The walk with Clifford was not quite a success. Between him and Connie there was a tension that each pretended not to notice, but there it was. Suddenly, with all the force of her female instinct, she was shoving him off. She wanted to be clear of him, and especially of his consciousness, his words, his obsession with himself, his endless treadmill obsession with himself, and his own words.

The weather came rainy again. But after a day or two she went out in the rain, and she went to the wood. And once there, she went towards the hut. It was raining, but not so cold, and the wood felt so silent and remote, inaccessible in the dusk of rain.

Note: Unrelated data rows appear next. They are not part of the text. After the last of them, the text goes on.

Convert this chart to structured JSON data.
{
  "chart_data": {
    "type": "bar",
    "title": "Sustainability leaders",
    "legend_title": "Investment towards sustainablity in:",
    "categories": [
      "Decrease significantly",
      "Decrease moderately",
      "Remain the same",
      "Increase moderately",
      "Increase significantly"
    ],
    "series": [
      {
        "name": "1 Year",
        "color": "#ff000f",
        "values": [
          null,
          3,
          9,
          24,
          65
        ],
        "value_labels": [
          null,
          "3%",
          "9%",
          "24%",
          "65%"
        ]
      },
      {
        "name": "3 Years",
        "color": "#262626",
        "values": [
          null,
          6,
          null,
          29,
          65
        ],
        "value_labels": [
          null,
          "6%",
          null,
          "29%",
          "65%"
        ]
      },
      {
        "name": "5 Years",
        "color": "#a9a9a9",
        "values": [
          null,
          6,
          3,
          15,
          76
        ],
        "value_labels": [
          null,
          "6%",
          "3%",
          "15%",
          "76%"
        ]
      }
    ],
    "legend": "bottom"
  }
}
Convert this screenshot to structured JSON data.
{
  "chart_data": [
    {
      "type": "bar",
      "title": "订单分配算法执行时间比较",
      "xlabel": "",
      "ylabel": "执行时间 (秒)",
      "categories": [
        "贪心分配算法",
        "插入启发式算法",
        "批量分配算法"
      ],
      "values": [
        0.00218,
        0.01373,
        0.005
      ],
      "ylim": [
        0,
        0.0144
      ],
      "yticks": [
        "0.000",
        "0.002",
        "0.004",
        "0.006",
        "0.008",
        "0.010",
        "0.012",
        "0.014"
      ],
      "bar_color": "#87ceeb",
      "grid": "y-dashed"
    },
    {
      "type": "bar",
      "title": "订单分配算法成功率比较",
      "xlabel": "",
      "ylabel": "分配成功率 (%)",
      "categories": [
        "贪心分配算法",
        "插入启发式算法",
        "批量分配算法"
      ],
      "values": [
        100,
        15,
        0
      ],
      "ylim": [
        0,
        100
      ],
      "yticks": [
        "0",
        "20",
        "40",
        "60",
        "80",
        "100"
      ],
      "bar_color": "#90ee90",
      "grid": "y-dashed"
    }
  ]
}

She came to the clearing. No one there! The hut was locked. But she sat on the log doorstep, under the rustic porch, and snuggled into her own warmth. So she sat, looking at the rain, listening to the many noiseless noises of it, and to the strange soughings of wind in upper branches, when there seemed to be no wind. Old oak-trees stood around, grey, powerful trunks, rain-blackened, round and vital, throwing off reckless limbs. The ground was fairly free of undergrowth, the anemones sprinkled, there was a bush or two, elder, or guelder-rose, and a purplish tangle of bramble: the old russet of bracken almost vanished under green anemone ruffs. Perhaps this was one of the unravished places. Unravished! The whole world was ravished.